\documentclass{acm_proc_article-sp}
\usepackage[utf8]{inputenc}
\usepackage{amsmath,amsfonts}
\usepackage{algorithm}
\usepackage{algpseudocode}
\newtheorem{lemma}{Lemma}
\newtheorem{fact}{Fact}
\newtheorem{example}{Example}
\newtheorem{prop}{Proposition}
\newtheorem{theorem}{Theorem}
\newcommand*{\defeq}{\stackrel{\text{def}}{=}}
\newcommand{\var}{\mathop{\mathrm{Var}}}
\newcommand{\condexp}[2]{\mathop{\mathbb{E}}\left[#1|#2\right]}
\newcommand{\expt}[1]{\mathop{\mathbb{E}}\left[#1\right]}
\newcommand{\norm}[1]{\lVert#1\rVert}
\newcommand{\tr}[1]{#1^*}
\newcommand{\ip}[2]{\langle #1, #2 \rangle}
\newcommand{\mse}{\mathop{\mathrm{MSE}}}
\DeclareMathOperator{\trace}{tr}
\DeclareMathOperator*{\argmax}{arg\,max}
\title{Budgeted mechanism for optimal experiment design}
\begin{document}

\maketitle

\section{Intro}

\begin{itemize}
    \item already existing field of experiment design: survey-like setup, what
    are the best points to include in your experiment?
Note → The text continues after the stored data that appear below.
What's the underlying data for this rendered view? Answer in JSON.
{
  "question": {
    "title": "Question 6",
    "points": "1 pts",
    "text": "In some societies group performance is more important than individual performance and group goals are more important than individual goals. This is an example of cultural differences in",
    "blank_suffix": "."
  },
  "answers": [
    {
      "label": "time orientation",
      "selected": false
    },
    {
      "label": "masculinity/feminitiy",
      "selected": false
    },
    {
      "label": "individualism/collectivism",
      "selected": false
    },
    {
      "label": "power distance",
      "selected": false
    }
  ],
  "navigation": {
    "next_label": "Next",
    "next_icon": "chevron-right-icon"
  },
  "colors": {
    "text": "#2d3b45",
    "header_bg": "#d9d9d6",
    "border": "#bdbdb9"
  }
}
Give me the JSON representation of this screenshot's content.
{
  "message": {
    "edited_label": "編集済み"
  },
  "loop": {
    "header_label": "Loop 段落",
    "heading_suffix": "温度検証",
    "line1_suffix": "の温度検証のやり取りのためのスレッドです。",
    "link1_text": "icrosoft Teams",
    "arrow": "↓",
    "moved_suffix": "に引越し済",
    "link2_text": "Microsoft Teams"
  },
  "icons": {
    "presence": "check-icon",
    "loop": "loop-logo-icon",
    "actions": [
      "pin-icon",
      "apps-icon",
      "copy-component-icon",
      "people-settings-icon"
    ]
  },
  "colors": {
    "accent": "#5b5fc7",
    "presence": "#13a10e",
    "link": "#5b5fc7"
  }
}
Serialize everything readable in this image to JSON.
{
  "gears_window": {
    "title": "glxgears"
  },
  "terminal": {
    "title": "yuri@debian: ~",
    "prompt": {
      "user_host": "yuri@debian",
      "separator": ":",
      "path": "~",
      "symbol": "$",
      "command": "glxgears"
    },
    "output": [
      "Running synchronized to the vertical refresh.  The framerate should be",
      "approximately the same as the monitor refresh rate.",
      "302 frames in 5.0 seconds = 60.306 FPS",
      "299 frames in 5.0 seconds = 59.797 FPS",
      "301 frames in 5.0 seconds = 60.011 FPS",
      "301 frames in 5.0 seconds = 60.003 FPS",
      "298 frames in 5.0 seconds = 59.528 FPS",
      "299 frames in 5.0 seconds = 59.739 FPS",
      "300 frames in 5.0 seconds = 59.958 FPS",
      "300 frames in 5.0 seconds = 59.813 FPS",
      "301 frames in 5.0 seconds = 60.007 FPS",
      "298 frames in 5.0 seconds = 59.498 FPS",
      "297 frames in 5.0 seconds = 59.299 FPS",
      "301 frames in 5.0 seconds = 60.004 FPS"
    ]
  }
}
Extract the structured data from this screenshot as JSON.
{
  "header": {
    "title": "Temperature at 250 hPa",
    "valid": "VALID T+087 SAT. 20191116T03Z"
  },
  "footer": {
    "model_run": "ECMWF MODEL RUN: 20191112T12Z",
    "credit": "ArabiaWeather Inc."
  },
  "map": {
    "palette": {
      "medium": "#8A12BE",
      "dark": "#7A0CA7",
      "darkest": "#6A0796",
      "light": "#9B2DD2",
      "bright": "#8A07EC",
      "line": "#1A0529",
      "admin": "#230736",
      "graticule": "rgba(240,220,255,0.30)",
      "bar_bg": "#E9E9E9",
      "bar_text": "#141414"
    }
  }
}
Measure of the
    usefulness of the data: variance-reduction or entropy-reduction.
    \item nowadays, there is also a big focus on purchasing data: paid surveys,
    mechanical turk, etc. that add economic aspects to the problem of
    experiment design
    \item recent advances (Singer, Chen) in the field of budgeted mechanisms
    \item we study ridge regression, very widely used in statistical learning,
    and treat it as a problem of budgeted experiment design
    \item we make the following contributions: ...
    \item extension to a more general setup which includes a wider class of
    machine learning problems
\end{itemize}

\section{Problem formulation}

\subsection{Notations}

\begin{itemize}
    \item If $x\in\mathbf{R}^d$, $x^*$ will denote the transpose of vector $x$.
        If $(x, y)\in\mathbf{R}^d\times\mathbf{R}^d$, $x^*y$ is the standard
        inner product of $\mathbf{R}^d$.
    \item We will often use the following order over symmetric matrices: if $A$
        and $B$ are two $d\times d$ real symmetric matrices, we write that
        $A\leq B$ iff:
        \begin{displaymath}
            \forall x\in\mathbf{R}^d,\quad x^*Ax \leq x^*Bx 
        \end{displaymath}
        That is, iff $B-A$ is symmetric semi-definite positive.
    \item Let us recall this property of the ordered defined above: if $A$ and
        $B$ are two symmetric definite positive matrices such that $A\leq B$,
        then $A^{-1}\leq B^{-1}$.
\end{itemize}

\subsection{Data model}

There is a set of $n$ users, $\mathcal{N} = \{1,\ldots, n\}$. Each user
$i\in\mathcal{N}$ has a public vector of features $x_i\in\mathbf{R}^d$ and an
undisclosed piece of information $y_i\in\mathbf{R}$. We assume that the data
has already been normalized so that $\norm{x_i}_2\leq 1$ for all
$i\in\mathcal{N}$.

The experimenter is going to select a set of users and ask them to reveal their
private piece of information. We are interested in a \emph{survey setup}: the
experimenter has not seen the data yet, but he wants to know which users he
should be selecting. His goal is to learn the model underlying the data. Here,
we assume a linear model:
\begin{displaymath}
    \forall i\in\mathcal{N},\quad y_i = \beta^* x_i + \varepsilon_i
\end{displaymath}
where $\beta\in\mathbf{R}^d$ and $\varepsilon_i\in\mathbf{R}$ follows a normal
distribution of mean $0$ and variance $\sigma^2$.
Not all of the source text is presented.